Sydney - the worst planned city in Australia

Not Transformer related, but this is something I experience everyday and so close enough to heart, near enough to hear, intimate enough to touch. I have been living in Sydney for 7 years. Despite all the supposed spending on infrastructure, central Sydney and most of the suburbs near the city centre have not changed or improved since the time I touched Australian soil - these places are substantially the same as they were 7 years ago.

It's pretty shocking, I know. I thought that I am the minority for thinking that I did and pointing out the infrastructure in terms of pedestrian circulation, roads, traffic light locations and timing, buses and train systems are all below 'developed nation' standard. Apparently, I am not alone.

The Sydney Morning Herald ran a poll on "Which City is the Worst Planned", which closed on 15 June. The city options were: Sydney, Melbourne, Brisbane, Perth, Adelaide, Canberra, Darwin and Hobart. It came as little surprise that 84% of the people who voted (6272 people in total) said that Sydney is the worst planned city.

Here is a copy the full article from the SMH written by Brian Robins on 14 June 2010. Original article can be seen here.

SYDNEY'S strategic metropolitan planning is the worst of Australia's major capital cities, leaving it exposed to a lack of federal government funding for essential infrastructure projects.

A survey to be released today by KPMG ranks Sydney in sixth place, with Melbourne at the top, followed by Brisbane, Adelaide, Perth and Canberra.

The table ranks all capital cities on criteria drawn up by the Commonwealth of Australian Governments relating to infrastructure, urban design, land release and the like.

From 2012, the federal government intends to allocate infrastructure funds on the basis of how the capital cities rank on these criteria. Based on this survey's findings, Sydney will continue to struggle to receive federal funding for major infrastructure projects.

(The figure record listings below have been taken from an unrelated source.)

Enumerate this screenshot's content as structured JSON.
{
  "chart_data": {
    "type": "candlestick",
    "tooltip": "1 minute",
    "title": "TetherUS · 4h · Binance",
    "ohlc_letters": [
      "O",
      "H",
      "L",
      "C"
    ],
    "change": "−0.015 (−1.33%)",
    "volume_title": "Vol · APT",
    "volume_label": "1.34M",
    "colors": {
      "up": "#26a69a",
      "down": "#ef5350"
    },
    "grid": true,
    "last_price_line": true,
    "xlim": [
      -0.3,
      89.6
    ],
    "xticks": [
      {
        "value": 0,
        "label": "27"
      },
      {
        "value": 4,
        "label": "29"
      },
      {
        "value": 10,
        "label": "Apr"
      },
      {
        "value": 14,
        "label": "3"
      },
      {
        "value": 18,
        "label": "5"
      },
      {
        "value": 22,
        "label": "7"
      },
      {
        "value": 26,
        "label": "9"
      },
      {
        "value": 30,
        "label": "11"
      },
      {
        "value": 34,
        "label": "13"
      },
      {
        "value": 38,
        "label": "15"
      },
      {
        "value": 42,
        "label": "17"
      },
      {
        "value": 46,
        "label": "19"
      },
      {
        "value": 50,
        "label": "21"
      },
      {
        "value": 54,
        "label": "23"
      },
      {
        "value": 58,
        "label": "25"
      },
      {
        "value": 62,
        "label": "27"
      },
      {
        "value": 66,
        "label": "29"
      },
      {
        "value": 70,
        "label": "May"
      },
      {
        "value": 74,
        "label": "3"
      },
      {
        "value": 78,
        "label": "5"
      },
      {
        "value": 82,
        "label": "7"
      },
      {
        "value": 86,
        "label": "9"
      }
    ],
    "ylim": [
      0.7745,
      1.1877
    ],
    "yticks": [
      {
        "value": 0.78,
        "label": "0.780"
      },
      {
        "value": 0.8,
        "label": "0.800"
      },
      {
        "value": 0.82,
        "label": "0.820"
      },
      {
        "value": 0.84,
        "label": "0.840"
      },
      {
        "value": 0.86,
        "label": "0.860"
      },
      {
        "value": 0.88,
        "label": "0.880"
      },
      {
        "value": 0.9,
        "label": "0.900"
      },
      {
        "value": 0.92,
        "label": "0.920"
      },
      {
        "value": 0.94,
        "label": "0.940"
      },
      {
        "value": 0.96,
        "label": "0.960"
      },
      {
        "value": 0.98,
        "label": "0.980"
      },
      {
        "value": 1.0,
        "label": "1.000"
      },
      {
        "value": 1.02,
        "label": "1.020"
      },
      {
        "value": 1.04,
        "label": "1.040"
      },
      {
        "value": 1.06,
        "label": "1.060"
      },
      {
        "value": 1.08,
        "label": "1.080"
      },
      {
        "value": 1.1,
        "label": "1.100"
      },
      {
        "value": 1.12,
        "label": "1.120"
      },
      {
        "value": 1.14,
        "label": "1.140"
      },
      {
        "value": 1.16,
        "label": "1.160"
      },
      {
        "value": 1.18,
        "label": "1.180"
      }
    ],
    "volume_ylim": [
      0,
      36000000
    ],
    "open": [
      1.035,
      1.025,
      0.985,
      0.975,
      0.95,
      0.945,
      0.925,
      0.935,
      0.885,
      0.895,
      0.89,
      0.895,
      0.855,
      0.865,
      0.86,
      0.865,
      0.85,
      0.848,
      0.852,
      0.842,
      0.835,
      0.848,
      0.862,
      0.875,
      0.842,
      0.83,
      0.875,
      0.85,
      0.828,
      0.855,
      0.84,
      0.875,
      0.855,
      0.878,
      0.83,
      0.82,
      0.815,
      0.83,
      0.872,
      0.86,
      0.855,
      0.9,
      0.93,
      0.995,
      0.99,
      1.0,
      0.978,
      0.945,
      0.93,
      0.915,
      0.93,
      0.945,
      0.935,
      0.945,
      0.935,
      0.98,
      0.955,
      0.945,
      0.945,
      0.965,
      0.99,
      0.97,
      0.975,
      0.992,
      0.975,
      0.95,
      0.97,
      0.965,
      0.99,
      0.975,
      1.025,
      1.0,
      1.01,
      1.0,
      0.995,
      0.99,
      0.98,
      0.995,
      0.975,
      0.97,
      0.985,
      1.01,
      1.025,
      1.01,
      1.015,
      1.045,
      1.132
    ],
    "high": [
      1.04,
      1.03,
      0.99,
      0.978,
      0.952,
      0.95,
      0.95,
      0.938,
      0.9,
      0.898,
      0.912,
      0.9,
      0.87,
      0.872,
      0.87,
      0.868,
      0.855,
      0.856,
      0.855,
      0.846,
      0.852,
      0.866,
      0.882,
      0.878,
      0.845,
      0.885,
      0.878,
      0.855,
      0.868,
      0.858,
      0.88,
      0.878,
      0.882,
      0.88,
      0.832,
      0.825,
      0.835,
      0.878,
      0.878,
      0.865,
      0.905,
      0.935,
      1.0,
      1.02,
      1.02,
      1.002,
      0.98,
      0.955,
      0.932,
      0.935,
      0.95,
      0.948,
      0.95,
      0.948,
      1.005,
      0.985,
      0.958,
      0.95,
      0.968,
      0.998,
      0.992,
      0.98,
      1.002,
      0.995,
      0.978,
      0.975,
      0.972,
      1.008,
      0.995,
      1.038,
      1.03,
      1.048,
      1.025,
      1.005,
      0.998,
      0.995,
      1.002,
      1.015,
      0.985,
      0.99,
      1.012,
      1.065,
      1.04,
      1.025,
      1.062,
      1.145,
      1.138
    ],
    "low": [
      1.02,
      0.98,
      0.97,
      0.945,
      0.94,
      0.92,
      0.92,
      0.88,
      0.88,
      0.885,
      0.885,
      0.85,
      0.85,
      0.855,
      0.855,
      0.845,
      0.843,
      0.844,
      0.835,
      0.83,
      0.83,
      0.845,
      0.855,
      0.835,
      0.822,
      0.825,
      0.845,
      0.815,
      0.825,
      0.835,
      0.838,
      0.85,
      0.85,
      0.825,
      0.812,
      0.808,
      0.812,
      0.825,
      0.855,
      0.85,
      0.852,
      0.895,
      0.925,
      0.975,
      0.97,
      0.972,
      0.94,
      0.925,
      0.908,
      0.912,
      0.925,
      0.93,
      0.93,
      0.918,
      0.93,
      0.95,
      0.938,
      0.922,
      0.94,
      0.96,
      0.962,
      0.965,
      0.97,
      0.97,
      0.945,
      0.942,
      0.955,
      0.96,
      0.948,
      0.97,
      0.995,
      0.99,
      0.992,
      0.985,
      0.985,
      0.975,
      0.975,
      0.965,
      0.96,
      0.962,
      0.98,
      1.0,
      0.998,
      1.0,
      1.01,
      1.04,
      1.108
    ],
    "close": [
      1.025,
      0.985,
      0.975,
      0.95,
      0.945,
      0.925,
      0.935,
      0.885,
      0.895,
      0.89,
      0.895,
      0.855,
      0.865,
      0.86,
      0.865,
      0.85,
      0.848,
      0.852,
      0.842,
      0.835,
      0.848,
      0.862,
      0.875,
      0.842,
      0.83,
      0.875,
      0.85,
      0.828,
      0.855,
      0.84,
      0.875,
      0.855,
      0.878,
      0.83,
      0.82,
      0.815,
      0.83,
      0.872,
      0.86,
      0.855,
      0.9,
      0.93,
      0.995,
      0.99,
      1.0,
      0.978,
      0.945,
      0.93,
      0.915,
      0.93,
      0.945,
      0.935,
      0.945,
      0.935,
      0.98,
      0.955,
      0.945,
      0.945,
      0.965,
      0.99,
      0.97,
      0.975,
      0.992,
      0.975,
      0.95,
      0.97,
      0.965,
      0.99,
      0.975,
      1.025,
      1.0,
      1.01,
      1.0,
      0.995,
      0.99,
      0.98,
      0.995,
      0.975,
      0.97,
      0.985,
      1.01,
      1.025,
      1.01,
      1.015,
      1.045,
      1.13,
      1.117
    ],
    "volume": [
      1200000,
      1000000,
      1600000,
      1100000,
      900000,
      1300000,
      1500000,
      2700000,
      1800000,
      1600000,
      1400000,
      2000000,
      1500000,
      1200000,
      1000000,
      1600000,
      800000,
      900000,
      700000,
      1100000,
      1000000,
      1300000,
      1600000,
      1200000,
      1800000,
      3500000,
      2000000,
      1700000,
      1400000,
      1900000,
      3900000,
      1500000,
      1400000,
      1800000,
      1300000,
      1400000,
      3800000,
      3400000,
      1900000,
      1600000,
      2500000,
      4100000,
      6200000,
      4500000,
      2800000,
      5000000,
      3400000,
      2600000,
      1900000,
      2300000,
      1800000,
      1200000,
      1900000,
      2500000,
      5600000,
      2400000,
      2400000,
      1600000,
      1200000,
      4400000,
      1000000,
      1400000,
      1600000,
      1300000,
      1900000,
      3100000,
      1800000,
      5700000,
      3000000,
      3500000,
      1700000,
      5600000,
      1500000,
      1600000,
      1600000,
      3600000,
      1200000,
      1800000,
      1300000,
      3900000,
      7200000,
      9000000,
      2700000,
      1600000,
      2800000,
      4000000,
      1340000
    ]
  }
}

The survey found Sydney ranks poorly in the areas of implementation and infrastructure of urban planning and design, trailing almost all other capital cities in these two areas.

''Sydney's rank … is partly a reflection of its performance in relation to managing congestion. Without delivery of further major transport infrastructure, this challenge is likely to worsen, due to forecast increasing population growth,'' KPMG noted in the report.

The Property Council of Australia and groups such as the Planning Institute of Australia and the Australian Institute of Architects funded the KPMG research.

''Some of the moves NSW has taken recently, such as the newly established Sydney Metropolitan Development Authority and matching some infrastructure and land use needs is where Sydney is starting to get it right,'' the acting NSW executive director of the Property Council, Glenn Byres, said.

''But we need a quantum shift in the transport space, for example. You can't have the recent flip-flops on transport … you can't announce and then abandon projects and expect to stay ahead of the congestion curve.''

The lack of certainty of large transport infrastructure projects in Sydney, with the shelving of the Metro projects and the north-west rail link, indicates that land delivery policies are also failing as a result, the report noted.

"The pressing demand for robust and deliverable strategic plans will become stronger as Sydney expands towards a population of 7 million people by 2050," Mr Byres said.

"Access to Commonwealth infrastructure funding is now also contingent on the presence of strong capital city strategic plans mandated by COAG.

"There is no time to waste and NSW needs to build on recent initiatives that illustrate an appetite for reform and an ability to reshape institutional capacity.''

The KPMG report also found that consolidating the Sydney Metro Strategy and Metropolitan Transport Plan into one document will assist the cause of better strategic planning - provided the transport vision also represents a 25-year vision

But NSW's mixed track record of implementing transport projects has undermined confidence in the state's investment priorities, with the need to better monitor, report on and improve progress towards critical spatial targets, it said.